Queen's Speech: No funding pledge on social care reform

By Ann McGauran | 11 May 2021

The Queen’s Speech fell short of including a Social Care Bill and there was no pledge on funding.

Proposals for reform were mentioned alongside the outline of the Health and Care Bill planned to change the structure of the NHS, aimed at shifting more care away from hospitals towards people’s homes.

In her speech, the Queen said: ‘Measures will be brought forward to support the health and wellbeing of the nation, including to tackle obesity and improve mental health. Proposals on social care reform will be brought forward.’

Solace president Joanne Roney said it was 'not only disappointing but disconcerting' that plans for reform had been further delayed.

'We don’t underestimate the difficulties in addressing the incredibly complex set of issues surrounding reform but we cannot continue to bury our heads in the sand and it must be addressed – along with a genuinely sustainable financial settlement for local government – as part of the forthcoming Spending Review.'

CEO of The King’s Fund Richard Murray said that while the Health and Care Bill signals a ‘welcome step towards delivering integrated care centered around the needs of patients’, the Queen’s Speech ‘once again stops short of a meaningful commitment to reform England’s broken social care system’.

Cllr David Fothergill, health and social care spokesperson for the County Councils Network, said a 'renewed commitment to social care reform is welcome, but today's words are similar to what was announced in the 2019 Queen's Speech'.

As the country emerges from the pandemic, he said 'councils need more than just an ambition to bring proposals forward'.

He added: 'We urge the Government publish its plan for social care as soon as possible.'

The lack of detail on reform including how it will be funded comes despite Prime Minister Boris Johnson’s pledge on the steps of Downing Street following his 2019 election victory that he would ‘fix social care”’. A Green Paper has been due to be published for more than three years.

Ahead of the speech, there were reports of rows between Number 10 and the Treasury on how to manage the potential cost of reform. Number 10 is apparently in favour of resurrecting the proposals of Sir Andrew Dilnot that would cap the cost of care for individuals, produced under the Coalition Government but not progressed.

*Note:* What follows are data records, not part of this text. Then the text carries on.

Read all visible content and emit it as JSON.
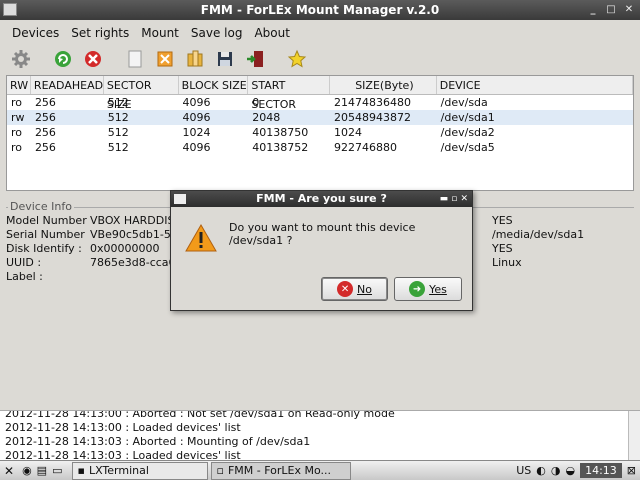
{
  "window": {
    "title": "FMM - ForLEx Mount Manager v.2.0"
  },
  "menu": [
    "Devices",
    "Set rights",
    "Mount",
    "Save log",
    "About"
  ],
  "table": {
    "headers": [
      "RW",
      "READAHEAD",
      "SECTOR SIZE",
      "BLOCK SIZE",
      "START SECTOR",
      "SIZE(Byte)",
      "DEVICE"
    ],
    "rows": [
      [
        "ro",
        "256",
        "512",
        "4096",
        "0",
        "21474836480",
        "/dev/sda"
      ],
      [
        "rw",
        "256",
        "512",
        "4096",
        "2048",
        "20548943872",
        "/dev/sda1"
      ],
      [
        "ro",
        "256",
        "512",
        "1024",
        "40138750",
        "1024",
        "/dev/sda2"
      ],
      [
        "ro",
        "256",
        "512",
        "4096",
        "40138752",
        "922746880",
        "/dev/sda5"
      ]
    ]
  },
  "device_info": {
    "legend": "Device Info",
    "fields": [
      {
        "key": "Model Number :",
        "value": "VBOX HARDDIS",
        "right": "YES"
      },
      {
        "key": "Serial Number :",
        "value": "VBe90c5db1-57",
        "right": "/media/dev/sda1"
      },
      {
        "key": "Disk Identify :",
        "value": "0x00000000",
        "right": "YES"
      },
      {
        "key": "UUID :",
        "value": "7865e3d8-cca6",
        "right": "Linux"
      },
      {
        "key": "Label :",
        "value": "",
        "right": ""
      }
    ]
  },
  "log": [
    "2012-11-28 14:13:00 : Aborted : Not set /dev/sda1 on Read-only mode",
    "2012-11-28 14:13:00 : Loaded devices' list",
    "2012-11-28 14:13:03 : Aborted : Mounting of /dev/sda1",
    "2012-11-28 14:13:03 : Loaded devices' list"
  ],
  "dialog": {
    "title": "FMM - Are you sure ?",
    "message": "Do you want to mount this device /dev/sda1 ?",
    "no_label": "No",
    "yes_label": "Yes"
  },
  "taskbar": {
    "items": [
      "LXTerminal",
      "FMM - ForLEx Mo..."
    ],
    "lang": "US",
    "clock": "14:13"
  }
}
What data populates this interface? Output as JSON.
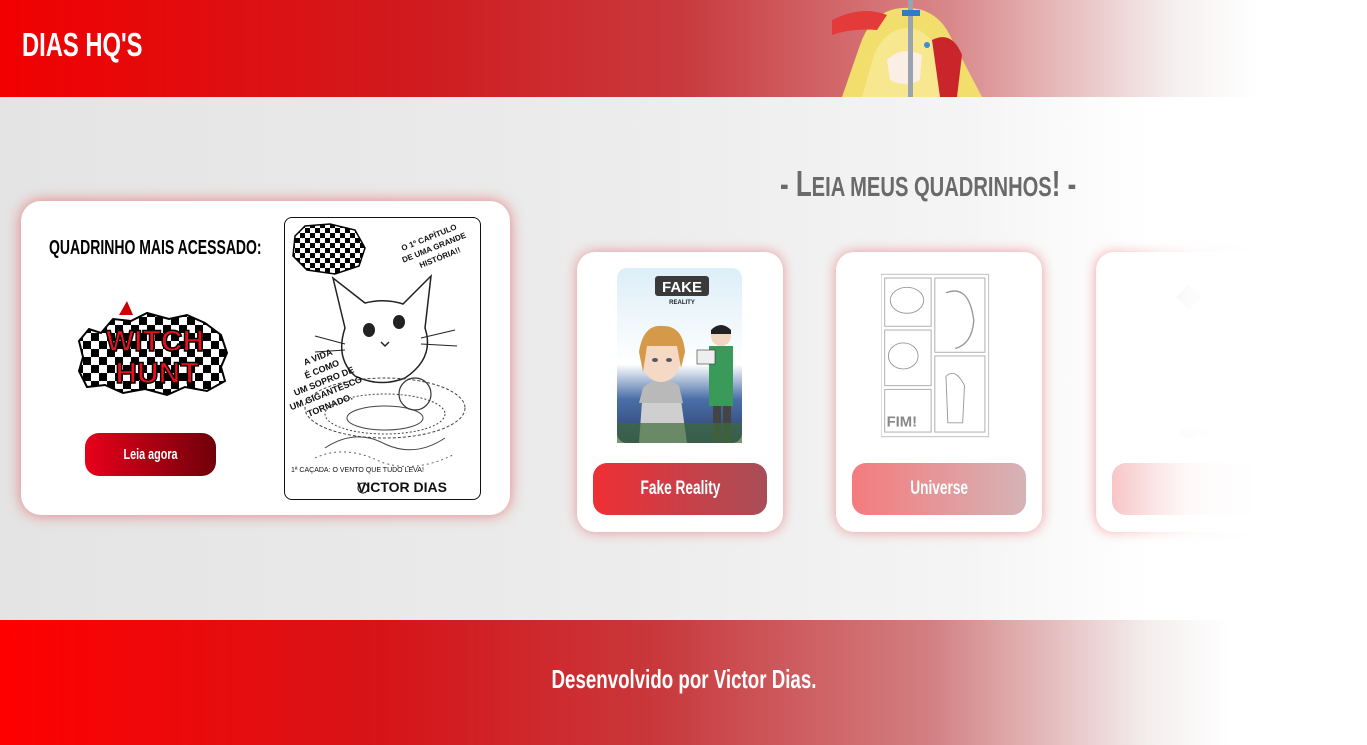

Evidence mounted this week on the scale of the impact of the pandemic on older people in terms of both death rates and quality of life. The Bureau of Investigative Journalism published figures obtained through the Care Quality Commission showing that more than 25,000 people died between April 2020 and March 2021 while receiving home care in England, and almost 3,000 in Scotland. Deaths more than doubled in 38 council areas when compared with 2019, and in ten areas the numbers tripled.

And a survey for Age UK found the pandemic had significantly increased older people’s social care needs, with nearly a quarter (23%) of those aged 60 and over saying their ability to carry out everyday activities had worsened since the first lockdown.

Ahead of the Queen’s Speech, charity director at Age UK Caroline Abrahams said: ‘Before the pandemic we already knew that 1.6 million older people had some unmet need for care, but our new research means this awful statistic could rocket even higher this year unless the Government acts fast.’

She added: ‘With the horrors visited on care homes by COVID-19 and the heroism of our underpaid care workers still fresh in all our minds, it is more important than ever that the Prime Minister “fixes social care”.

‘A clear statement to this effect in the Queen’s Speech would give us hope that he and his Government really do intend to follow through this year.’

Last week, MP Damian Green said it was ‘absolutely essential that the Queen’s Speech gives an assurance that we will see a fully worked-out and costed plan to put the social care sector on a sustainable path in 2021’. Any further delay to that plan would be ‘unthinkable’, he added.

The Local Government Association (LGA) has sent a letter to the chancellor Rishi Sunak, calling for ‘promised proposals on the future of care and support to finally be published so that people are best supported to live the lives they want to live’. Meanwhile a new poll of MPs commissioned by the LGA shows an overwhelming majority (83%) are in favour of additional funding for councils’ social care budgets, to tackle the funding gap.

The letter, also copied to health and social care secretary Matt Hancock, communities secretary Robert Jenrick and care minister Helen Whately says investment, an end to ‘additional one-off grants’ and long-term funding are needed if the Government is to ‘finally make good on its promise to fix social care’.